When you believe many opposite things (or feel uninvested in finding one truth), you run into the limits of language, because speaking or writing requires that you say things in a certain order, which can signal weight that may or may not be there. Even putting a concept into words can give it more solidity than you mean it to have. Sometimes I find myself complaining to someone about something, and they sympathize with me, and I want to say, "Oh no, I barely care about this, don't worry!" Again, it feels like my face and voice are kind of lying, since they're giving people a false impression of my overall state.

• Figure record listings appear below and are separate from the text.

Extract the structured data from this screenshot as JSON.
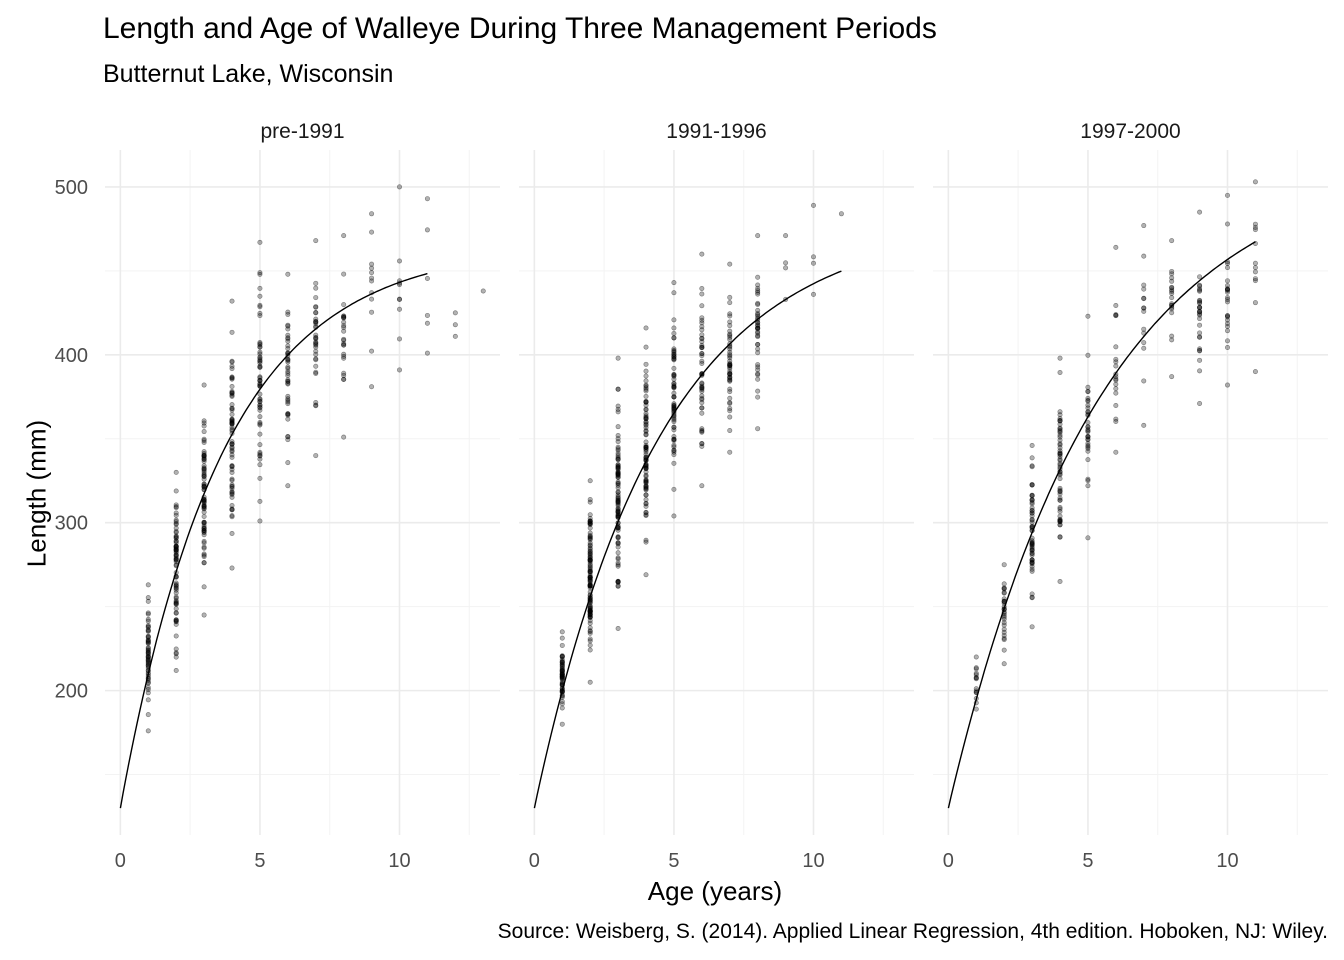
{
  "chart_data": {
    "type": "scatter",
    "title": "Length and Age of Walleye During Three Management Periods",
    "subtitle": "Butternut Lake, Wisconsin",
    "xlabel": "Age (years)",
    "ylabel": "Length (mm)",
    "caption": "Source: Weisberg, S. (2014). Applied Linear Regression, 4th edition. Hoboken, NJ: Wiley.",
    "xlim": [
      -0.55,
      13.6
    ],
    "ylim": [
      114,
      522
    ],
    "x_ticks": [
      0,
      5,
      10
    ],
    "x_tick_labels": [
      "0",
      "5",
      "10"
    ],
    "y_ticks": [
      200,
      300,
      400,
      500
    ],
    "y_tick_labels": [
      "200",
      "300",
      "400",
      "500"
    ],
    "grid": true,
    "point_color": "#000000",
    "point_opacity": 0.3,
    "panels": [
      {
        "label": "pre-1991",
        "fit": {
          "Linf": 465,
          "L0": 130,
          "k": 0.273,
          "age_range": [
            0,
            11
          ]
        },
        "points_by_age": [
          {
            "age": 1,
            "min": 176,
            "max": 263,
            "n": 60
          },
          {
            "age": 2,
            "min": 212,
            "max": 330,
            "n": 80
          },
          {
            "age": 3,
            "min": 245,
            "max": 382,
            "n": 80
          },
          {
            "age": 4,
            "min": 273,
            "max": 432,
            "n": 70
          },
          {
            "age": 5,
            "min": 301,
            "max": 467,
            "n": 60
          },
          {
            "age": 6,
            "min": 322,
            "max": 448,
            "n": 45
          },
          {
            "age": 7,
            "min": 340,
            "max": 468,
            "n": 35
          },
          {
            "age": 8,
            "min": 351,
            "max": 471,
            "n": 25
          },
          {
            "age": 9,
            "min": 381,
            "max": 484,
            "n": 12
          },
          {
            "age": 10,
            "min": 391,
            "max": 500,
            "n": 10
          },
          {
            "age": 11,
            "min": 401,
            "max": 493,
            "n": 6
          },
          {
            "age": 12,
            "min": 411,
            "max": 425,
            "n": 3
          },
          {
            "age": 13,
            "min": 438,
            "max": 438,
            "n": 1
          }
        ]
      },
      {
        "label": "1991-1996",
        "fit": {
          "Linf": 480,
          "L0": 130,
          "k": 0.223,
          "age_range": [
            0,
            11
          ]
        },
        "points_by_age": [
          {
            "age": 1,
            "min": 180,
            "max": 235,
            "n": 60
          },
          {
            "age": 2,
            "min": 205,
            "max": 325,
            "n": 120
          },
          {
            "age": 3,
            "min": 237,
            "max": 398,
            "n": 100
          },
          {
            "age": 4,
            "min": 269,
            "max": 416,
            "n": 90
          },
          {
            "age": 5,
            "min": 304,
            "max": 443,
            "n": 70
          },
          {
            "age": 6,
            "min": 322,
            "max": 460,
            "n": 50
          },
          {
            "age": 7,
            "min": 342,
            "max": 454,
            "n": 50
          },
          {
            "age": 8,
            "min": 356,
            "max": 471,
            "n": 40
          },
          {
            "age": 9,
            "min": 433,
            "max": 471,
            "n": 4
          },
          {
            "age": 10,
            "min": 436,
            "max": 489,
            "n": 4
          },
          {
            "age": 11,
            "min": 484,
            "max": 484,
            "n": 1
          }
        ]
      },
      {
        "label": "1997-2000",
        "fit": {
          "Linf": 520,
          "L0": 130,
          "k": 0.182,
          "age_range": [
            0,
            11
          ]
        },
        "points_by_age": [
          {
            "age": 1,
            "min": 189,
            "max": 220,
            "n": 15
          },
          {
            "age": 2,
            "min": 216,
            "max": 275,
            "n": 30
          },
          {
            "age": 3,
            "min": 238,
            "max": 346,
            "n": 60
          },
          {
            "age": 4,
            "min": 265,
            "max": 398,
            "n": 60
          },
          {
            "age": 5,
            "min": 291,
            "max": 423,
            "n": 35
          },
          {
            "age": 6,
            "min": 342,
            "max": 464,
            "n": 20
          },
          {
            "age": 7,
            "min": 358,
            "max": 477,
            "n": 15
          },
          {
            "age": 8,
            "min": 387,
            "max": 468,
            "n": 20
          },
          {
            "age": 9,
            "min": 371,
            "max": 485,
            "n": 30
          },
          {
            "age": 10,
            "min": 382,
            "max": 495,
            "n": 25
          },
          {
            "age": 11,
            "min": 390,
            "max": 503,
            "n": 12
          }
        ]
      }
    ]
  }
}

It's not that I never feel bad, because of course I do. But it's like a part of me can genuinely be having a bad time, but another part of me knows it's temporary or unimportant in the grand scheme. I'm aware that I could choose something else. So the bad feeling never feels completely real or all-encompassing.

Stage 5 is lonely. I find this the biggest con against it, and it's not a small one. For this reason, I don't recommend that anyone *try* to get to Stage 5 unless they're already struggling at 4.5 like I was.

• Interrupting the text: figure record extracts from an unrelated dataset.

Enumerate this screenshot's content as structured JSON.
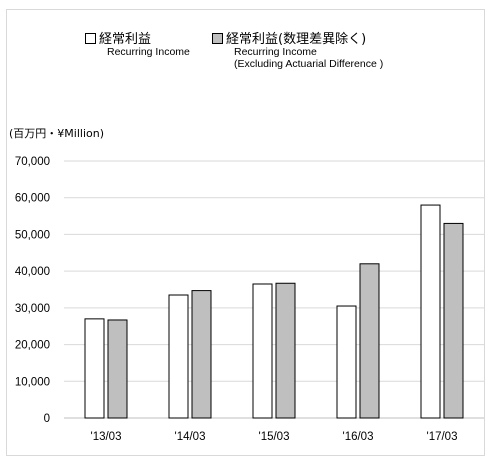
{
  "legend": {
    "item1": {
      "label_jp": "経常利益",
      "label_en": "Recurring Income",
      "color": "#ffffff"
    },
    "item2": {
      "label_jp": "経常利益(数理差異除く)",
      "label_en_line1": "Recurring Income",
      "label_en_line2": "(Excluding Actuarial Difference )",
      "color": "#bfbfbf"
    }
  },
  "unit_label": "(百万円・¥Million)",
  "chart_data": {
    "type": "bar",
    "categories": [
      "'13/03",
      "'14/03",
      "'15/03",
      "'16/03",
      "'17/03"
    ],
    "series": [
      {
        "name": "経常利益 Recurring Income",
        "color": "#ffffff",
        "values": [
          27000,
          33500,
          36500,
          30500,
          58000
        ]
      },
      {
        "name": "経常利益(数理差異除く) Recurring Income (Excluding Actuarial Difference )",
        "color": "#bfbfbf",
        "values": [
          26700,
          34700,
          36700,
          42000,
          53000
        ]
      }
    ],
    "ylim": [
      0,
      70000
    ],
    "yticks": [
      "0",
      "10,000",
      "20,000",
      "30,000",
      "40,000",
      "50,000",
      "60,000",
      "70,000"
    ],
    "ytick_values": [
      0,
      10000,
      20000,
      30000,
      40000,
      50000,
      60000,
      70000
    ],
    "grid": true,
    "legend_position": "top"
  }
}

I feel separated from people around me in a sense, and yet I feel closer to people overall (in this time and across time). I am emotionally touched by things very easily. I see the value in all kinds of people that I didn't before.

It hasn't been that long since I've been Stage 5 native, and I find I regress unintentionally at times. My sense is that I'm back in 4.5 when again I feel cursed and excluded, or when reading Twitter starts to make me mad (I feel like I'm “in it” and desire for people to change vs. feeling "outside it"/in a meta realm where I am observing people in their process). I used to also regress in the sense that I'd regain hope in a super-frame large enough to be perfect truth/to not require other frames, but this hasn't happened in a while.

I definitely lose my Stage 5 perspective when I am underslept or sick.

I am getting better at wielding other stage patterns by choice when they are more adaptive for the situation. For example, in 4.5, I felt disdain for 4-patterned thinking. I wanted to nitpick and burn down all the frameworks, because it bothered me to see other people take them as complete truths. But now I'm happily using 4-patterned thinking to create this site!

Why I love the Kegan stage framework

As my story was meant to illustrate, the Kegan stage framework gave words to a very confusing period in my life and showed me the way out. I think it can do the same for others, even if they are stuck in a different place on the map.

I've also gotten a ton of value from the stages-as-patterns way of using the framework, which among many things, clarifies situational misunderstandings and misalignments that are otherwise difficult to see.

As someone who has long been a fan of psychology frameworks — the MBTI, the Big Five, the Enneagram, attachment styles, etc. — it warms my heart so much to find one that explicitly supports being one truth among many. At Stage 5, I no longer believe in the "one truth" or the "one way" or the "one metric" to maximize — I think human cognition is too small for one such frame to fit — but the Kegan stage framework isn't claiming that. It's showing the way out.